Indépendamment d’un jugement sur la nature de ces soins, il est difficile d’imaginer des prises en charge sur les lieux où ont été perpétrés les tortures, les viols, les emprisonnements, etc. Et encore plus de privilégier, comme le propose l’OFII, des « thérapies comportementales par réexposition au traumatisme », qui réactivent le vécu traumatique du patient pour le traiter. En suggérant un retour aux soins locaux et un recours à de telles thérapies, l’OFII fait preuve de cynisme ou de méconnaissance clinique totale.

Rétablissons quelques vérités afin de limiter les arguments hypocrites :

– Il n’y a pas de santé psychique sans toit ni titre de séjour. Comment imaginer laisser à la rue des personnes, souvent allophones, en détresse psychique grave, sans leur donner les moyens d’améliorer leur condition ?

– Les traumatismes complexes, issus de violences répétées et intentionnelles, ne se soignent pas vite et bien avec des thérapies cognitives brèves ou des médicaments. A l’occasion de la tragédie du Bataclan, les nombreux témoignages de patients et de soignants prouvent que, pour certains, le chemin d’apaisement se compte en années.

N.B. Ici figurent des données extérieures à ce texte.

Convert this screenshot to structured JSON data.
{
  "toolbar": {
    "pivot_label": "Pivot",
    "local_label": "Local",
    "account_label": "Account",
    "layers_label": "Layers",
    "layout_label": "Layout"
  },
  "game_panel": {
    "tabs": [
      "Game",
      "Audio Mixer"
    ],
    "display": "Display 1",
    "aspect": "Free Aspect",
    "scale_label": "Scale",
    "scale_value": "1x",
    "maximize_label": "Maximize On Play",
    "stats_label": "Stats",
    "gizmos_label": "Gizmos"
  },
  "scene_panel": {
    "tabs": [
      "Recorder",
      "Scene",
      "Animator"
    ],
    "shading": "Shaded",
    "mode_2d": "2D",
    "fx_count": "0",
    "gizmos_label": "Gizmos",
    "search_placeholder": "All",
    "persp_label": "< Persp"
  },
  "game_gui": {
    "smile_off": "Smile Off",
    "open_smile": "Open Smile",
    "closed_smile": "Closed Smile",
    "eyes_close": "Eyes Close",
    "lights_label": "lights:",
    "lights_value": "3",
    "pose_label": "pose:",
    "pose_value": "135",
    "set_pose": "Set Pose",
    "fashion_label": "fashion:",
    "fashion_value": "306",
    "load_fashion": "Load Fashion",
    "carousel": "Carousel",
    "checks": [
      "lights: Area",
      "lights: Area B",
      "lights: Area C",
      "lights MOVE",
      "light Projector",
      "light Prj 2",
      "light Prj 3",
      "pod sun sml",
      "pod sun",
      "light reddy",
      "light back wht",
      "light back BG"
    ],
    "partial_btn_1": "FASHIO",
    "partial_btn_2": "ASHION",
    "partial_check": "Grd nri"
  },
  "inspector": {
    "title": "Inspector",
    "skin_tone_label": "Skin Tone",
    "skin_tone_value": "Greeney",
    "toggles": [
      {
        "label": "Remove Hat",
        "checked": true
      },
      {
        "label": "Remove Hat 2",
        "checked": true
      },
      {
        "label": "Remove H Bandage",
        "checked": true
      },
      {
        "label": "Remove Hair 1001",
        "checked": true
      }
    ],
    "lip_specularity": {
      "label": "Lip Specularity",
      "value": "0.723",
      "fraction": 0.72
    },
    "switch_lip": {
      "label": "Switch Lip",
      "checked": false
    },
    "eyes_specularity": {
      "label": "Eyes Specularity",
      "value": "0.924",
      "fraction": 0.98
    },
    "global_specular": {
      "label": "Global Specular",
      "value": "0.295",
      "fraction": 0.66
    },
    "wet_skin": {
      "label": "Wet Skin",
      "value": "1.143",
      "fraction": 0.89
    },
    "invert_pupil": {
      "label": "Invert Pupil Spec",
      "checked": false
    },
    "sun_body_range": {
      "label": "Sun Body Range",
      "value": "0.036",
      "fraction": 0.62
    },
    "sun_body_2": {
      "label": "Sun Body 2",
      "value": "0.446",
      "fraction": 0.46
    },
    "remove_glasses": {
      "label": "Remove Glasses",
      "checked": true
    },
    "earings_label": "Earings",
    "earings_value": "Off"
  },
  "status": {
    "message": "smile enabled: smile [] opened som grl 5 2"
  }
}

– La mission des médecins de l’OFII ne semble plus être d’évaluer le meilleur pour la personne, mais de trouver des failles dans le dossier médical, en occultant la clinique.

Que cesse la suspicion
Nous demandons :

– que soient justement considérées l’existence et la gravité d’un psycho-trauma pour des patients exilés, ainsi que la nécessité d’une durée longue et renouvelable des soins nécessaires à s’apaiser et à réduire le risque de retraumatisation, évident en cas de retour imposé ;

– que la suspicion envers les soignants qui prennent en charge les exilés en santé mentale cesse et que l’intérêt supérieur du patient soit la priorité ;

– que l’évaluation des dossiers médicaux des étrangers malades revienne au ministère de la santé, comme avant la loi sur le droit des étrangers de mars 2016 qui a transféré l’évaluation des demandes de séjour pour soins des médecins des agences régionales de santé à ceux de l’OFII ;

– que les critères d’évaluation des demandes soient cliniques et cessent d’être manipulés par des intérêts politiciens de « lutte contre l’immigration ».


Liste des signataires : François Journet, psychiatre ; Claire Mestre, psychiatre, anthropologue, présidente de l’association Ethnotopies ; Francis Remark, psychiatre ; Antoine Ricard, avocat, président du Centre Primo-Levi ; Marie-Caroline Saglio-Yatzimirsky, anthropologue, psychologue, Institut Convergences Migrations, hôpital Avicenne (Bobigny, Seine-Saint-Denis) ; Brigitte Trégouet, médecin ; Arnaud Veïsse, médecin, directeur général du Comité pour la santé des exilés (Comede). Tous les signataires sont membres du collectif Dasem-psy (Droit au séjour des étrangers malades psy).

Publié dans Le Monde – 03 mars 2022.